A century and a half ago France was the paramount power in continental Europe. Its population, its wealth, its civilization, and its military efficiency eclipsed those of the other nations. If the French of those days had been nationalists in the modern sense, they would have had the opportunity to attain and hold hegemony on the continent for some time. But nationalism was foreign to the French of the revolutionary period. They were, it is true, chauvinists. They considered themselves (perhaps on better grounds than some other peoples) the flower of mankind. They were proud of their newly acquired liberty. They believed that it was their duty to assist other nations in their struggle against tyranny. They were chauvinists, patriots, and revolutionaries. But they were not nationalists. They were not eager for conquest. They did not start the war; foreign monarchs attacked them. They defeated the invaders. It was then that ambitious generals, foremost among them Napoleon, pushed them toward territorial expansion. The French certainly connived at the beginning; but they grew more and more reluctant as they began to realize that they were bleeding for the sake of the Bonaparte family. After Waterloo they were relieved. Now they no longer had to worry about the fate of their sons. Few Frenchmen complained about the loss of the Rhineland, the Netherlands, or Italy. No Frenchman wept because Joseph was no longer King of Spain or Jerome no longer King of Westphalia. Austerlitz and Jena became historical reminiscences; the citizen’s conceit derived edification from the poetry praising the late Emperor and his battles, but no one was now eager to subdue Europe.

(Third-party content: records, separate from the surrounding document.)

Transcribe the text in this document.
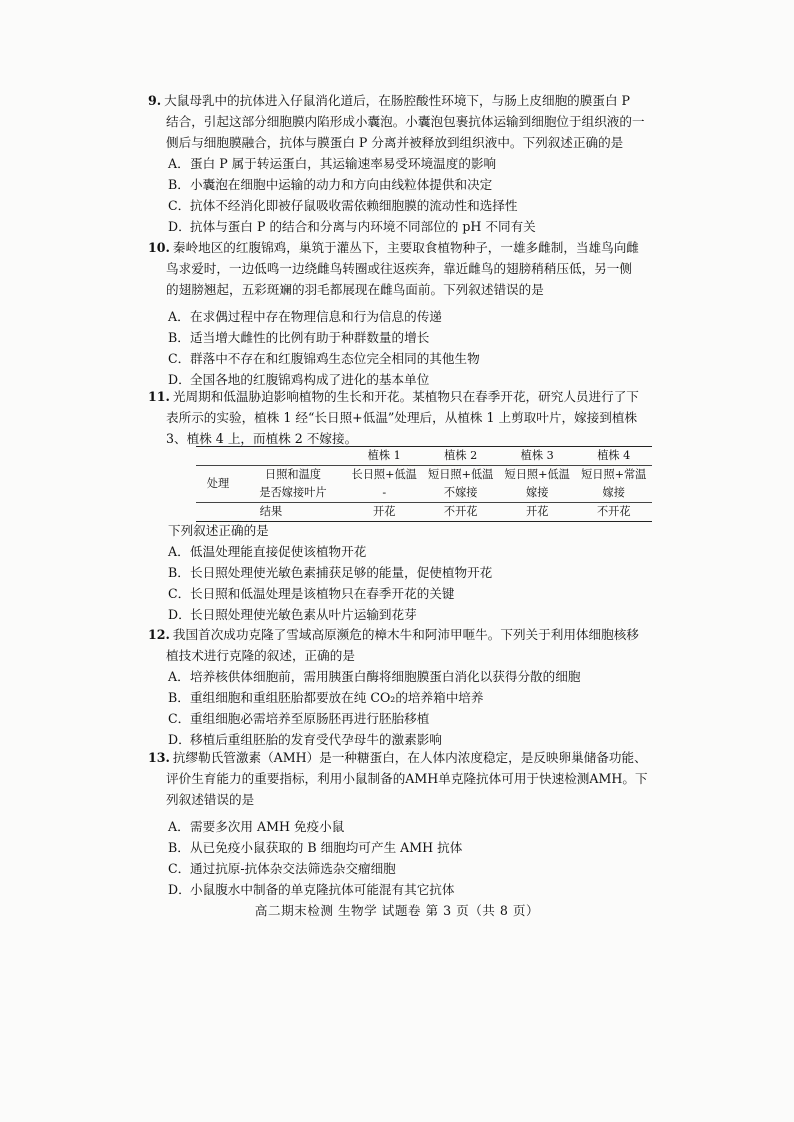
9. 大鼠母乳中的抗体进入仔鼠消化道后，在肠腔酸性环境下，与肠上皮细胞的膜蛋白 P
结合，引起这部分细胞膜内陷形成小囊泡。小囊泡包裹抗体运输到细胞位于组织液的一
侧后与细胞膜融合，抗体与膜蛋白 P 分离并被释放到组织液中。下列叙述正确的是

A．蛋白 P 属于转运蛋白，其运输速率易受环境温度的影响

B．小囊泡在细胞中运输的动力和方向由线粒体提供和决定

C．抗体不经消化即被仔鼠吸收需依赖细胞膜的流动性和选择性

D．抗体与蛋白 P 的结合和分离与内环境不同部位的 pH 不同有关

10. 秦岭地区的红腹锦鸡，巢筑于灌丛下，主要取食植物种子，一雄多雌制，当雄鸟向雌
鸟求爱时，一边低鸣一边绕雌鸟转圈或往返疾奔，靠近雌鸟的翅膀稍稍压低，另一侧
的翅膀翘起，五彩斑斓的羽毛都展现在雌鸟面前。下列叙述错误的是

A．在求偶过程中存在物理信息和行为信息的传递

B．适当增大雌性的比例有助于种群数量的增长

C．群落中不存在和红腹锦鸡生态位完全相同的其他生物

D．全国各地的红腹锦鸡构成了进化的基本单位

11. 光周期和低温胁迫影响植物的生长和开花。某植物只在春季开花，研究人员进行了下
表所示的实验，植株 1 经“长日照+低温”处理后，从植株 1 上剪取叶片，嫁接到植株
3、植株 4 上，而植株 2 不嫁接。

		植株 1	植株 2	植株 3	植株 4
处理	日照和温度	长日照+低温	短日照+低温	短日照+低温	短日照+常温
	是否嫁接叶片	-	不嫁接	嫁接	嫁接
结果		开花	不开花	开花	不开花

下列叙述正确的是

A．低温处理能直接促使该植物开花

B．长日照处理使光敏色素捕获足够的能量，促使植物开花

C．长日照和低温处理是该植物只在春季开花的关键

D．长日照处理使光敏色素从叶片运输到花芽

12. 我国首次成功克隆了雪域高原濒危的樟木牛和阿沛甲咂牛。下列关于利用体细胞核移
植技术进行克隆的叙述，正确的是

A．培养核供体细胞前，需用胰蛋白酶将细胞膜蛋白消化以获得分散的细胞

B．重组细胞和重组胚胎都要放在纯 CO₂的培养箱中培养

C．重组细胞必需培养至原肠胚再进行胚胎移植

D．移植后重组胚胎的发育受代孕母牛的激素影响

13. 抗缪勒氏管激素（AMH）是一种糖蛋白，在人体内浓度稳定，是反映卵巢储备功能、
评价生育能力的重要指标，利用小鼠制备的AMH单克隆抗体可用于快速检测AMH。下
列叙述错误的是

A．需要多次用 AMH 免疫小鼠

B．从已免疫小鼠获取的 B 细胞均可产生 AMH 抗体

C．通过抗原-抗体杂交法筛选杂交瘤细胞

D．小鼠腹水中制备的单克隆抗体可能混有其它抗体

高二期末检测 生物学 试题卷 第 3 页（共 8 页）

Again, later, the events of June, 1848, directed attention to the Emperor’s nephew. Many expected him to overcome the new domestic troubles in the same way his uncle had dealt with the first revolution. There is no doubt that the third Napoleon owed his popularity solely to the glory of his uncle. Nobody knew him in France, and he knew nobody; he had seen the country only through prison bars and he spoke French with a German accent. He was only the nephew, the heir of a great name; nothing more. Certainly the French did not choose him because they wanted new wars. He brought them to his side by persuading them that his rule would safeguard peace. The empire means peace, was the slogan of his propaganda. Sevastopol and Solferino did not advance his popularity; they rather injured it. Victor Hugo, the literary champion of the first Napoleon’s glory, unswervingly vilified his successor.

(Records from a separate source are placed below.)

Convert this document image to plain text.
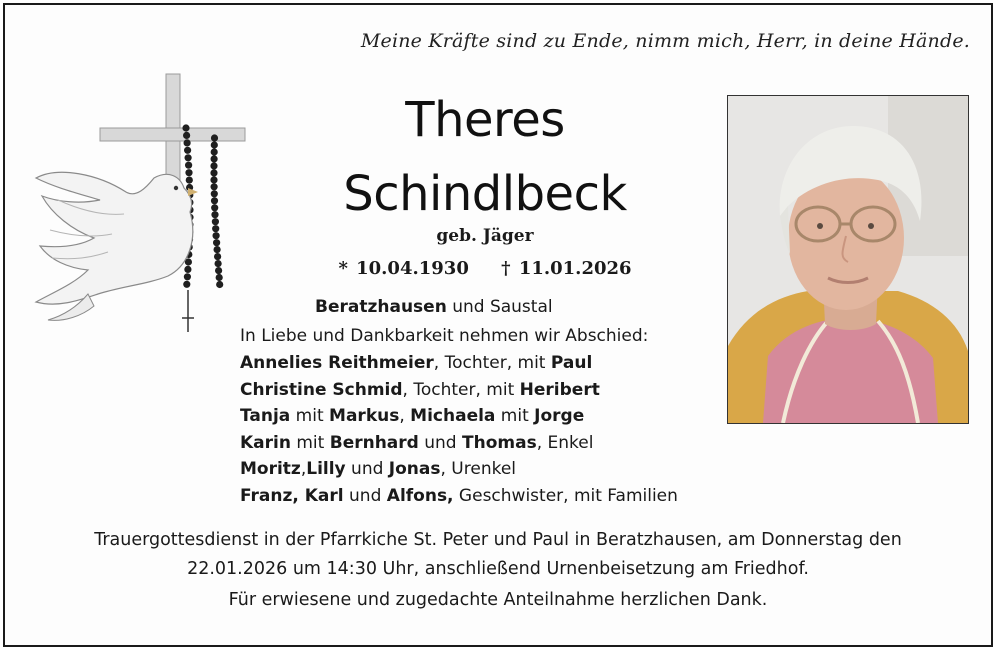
Meine Kräfte sind zu Ende, nimm mich, Herr, in deine Hände.
Theres
Schindlbeck
geb. Jäger
* 10.04.1930 † 11.01.2026
Beratzhausen und Saustal
In Liebe und Dankbarkeit nehmen wir Abschied:
Annelies Reithmeier, Tochter, mit Paul
Christine Schmid, Tochter, mit Heribert
Tanja mit Markus, Michaela mit Jorge
Karin mit Bernhard und Thomas, Enkel
Moritz,Lilly und Jonas, Urenkel
Franz, Karl und Alfons, Geschwister, mit Familien
Trauergottesdienst in der Pfarrkiche St. Peter und Paul in Beratzhausen, am Donnerstag den
22.01.2026 um 14:30 Uhr, anschließend Urnenbeisetzung am Friedhof.
Für erwiesene und zugedachte Anteilnahme herzlichen Dank.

The work of the Congress of Vienna could endure, in short, because Europe was peaceloving and considered war an evil. The work of Versailles was doomed to fail in this age of aggressive nationalism.

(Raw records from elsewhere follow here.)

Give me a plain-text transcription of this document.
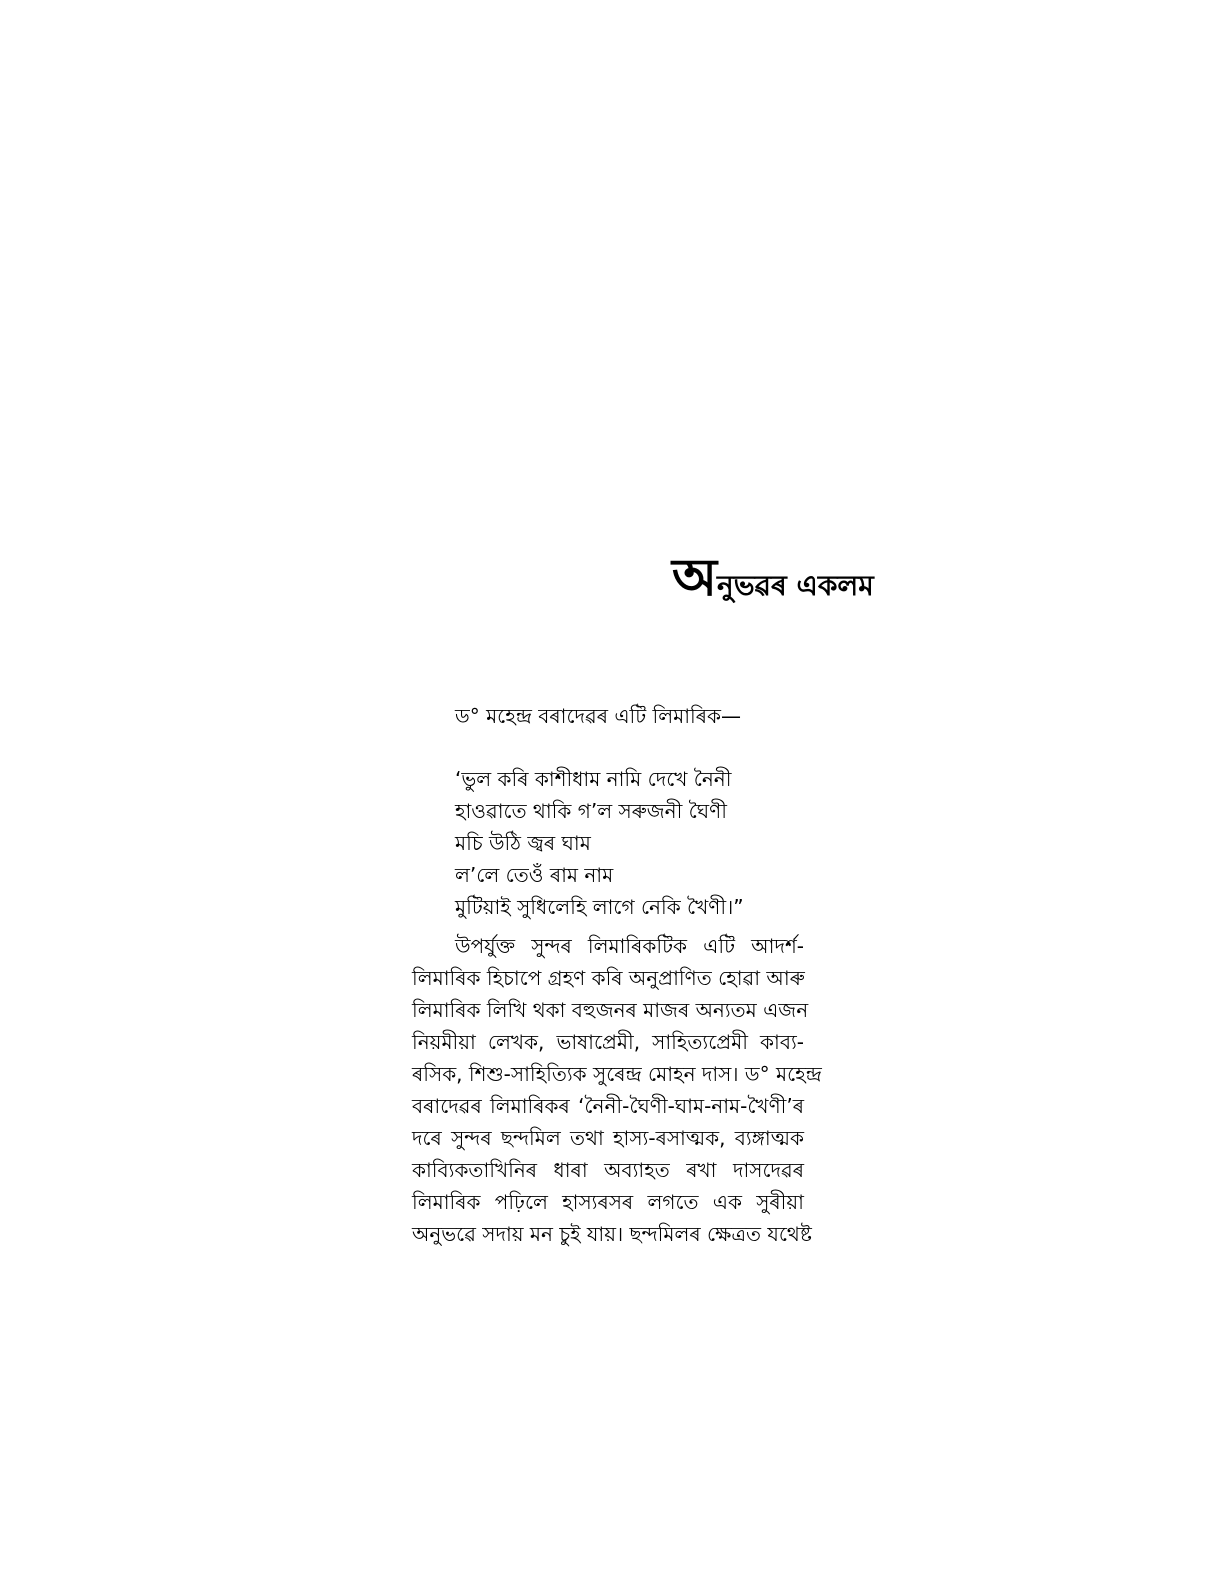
অনুভৱৰ একলম
ড° মহেন্দ্ৰ বৰাদেৱৰ এটি লিমাৰিক—
‘ভুল কৰি কাশীধাম নামি দেখে নৈনী
হাওৱাতে থাকি গ’ল সৰুজনী ঘৈণী
মচি উঠি জ্বৰ ঘাম
ল’লে তেওঁ ৰাম নাম
মুটিয়াই সুধিলেহি লাগে নেকি খৈণী।”
উপৰ্যুক্ত সুন্দৰ লিমাৰিকটিক এটি আদৰ্শ-
লিমাৰিক হিচাপে গ্ৰহণ কৰি অনুপ্ৰাণিত হোৱা আৰু
লিমাৰিক লিখি থকা বহুজনৰ মাজৰ অন্যতম এজন
নিয়মীয়া লেখক, ভাষাপ্ৰেমী, সাহিত্যপ্ৰেমী কাব্য-
ৰসিক, শিশু-সাহিত্যিক সুৰেন্দ্ৰ মোহন দাস। ড° মহেন্দ্ৰ
বৰাদেৱৰ লিমাৰিকৰ ‘নৈনী-ঘৈণী-ঘাম-নাম-খৈণী’ৰ
দৰে সুন্দৰ ছন্দমিল তথা হাস্য-ৰসাত্মক, ব্যঙ্গাত্মক
কাব্যিকতাখিনিৰ ধাৰা অব্যাহত ৰখা দাসদেৱৰ
লিমাৰিক পঢ়িলে হাস্যৰসৰ লগতে এক সুৰীয়া
অনুভৱে সদায় মন চুই যায়। ছন্দমিলৰ ক্ষেত্ৰত যথেষ্ট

What the Treaty of Versailles really tried to achieve was contained in its military clauses. The restriction of German armaments and the demilitarization of the Rhineland did not harm Germany, because no nation ventured to attack it. But they would have enabled France and Great Britain to prevent a new German aggression if they had been earnestly resolved to prevent it. It is not the fault of the treaty that the victorious nations did not attempt to enforce its provisions.

[]“Zuwachs an bereitgestelltem Geldkapital,” Vierteljahrshefte zur Konjunkturforschung, Special number 22 (Berlin, 1931), p. 29.

[* ]Stolper, German Economy 1870–1940 (New York, 1940), p. 179.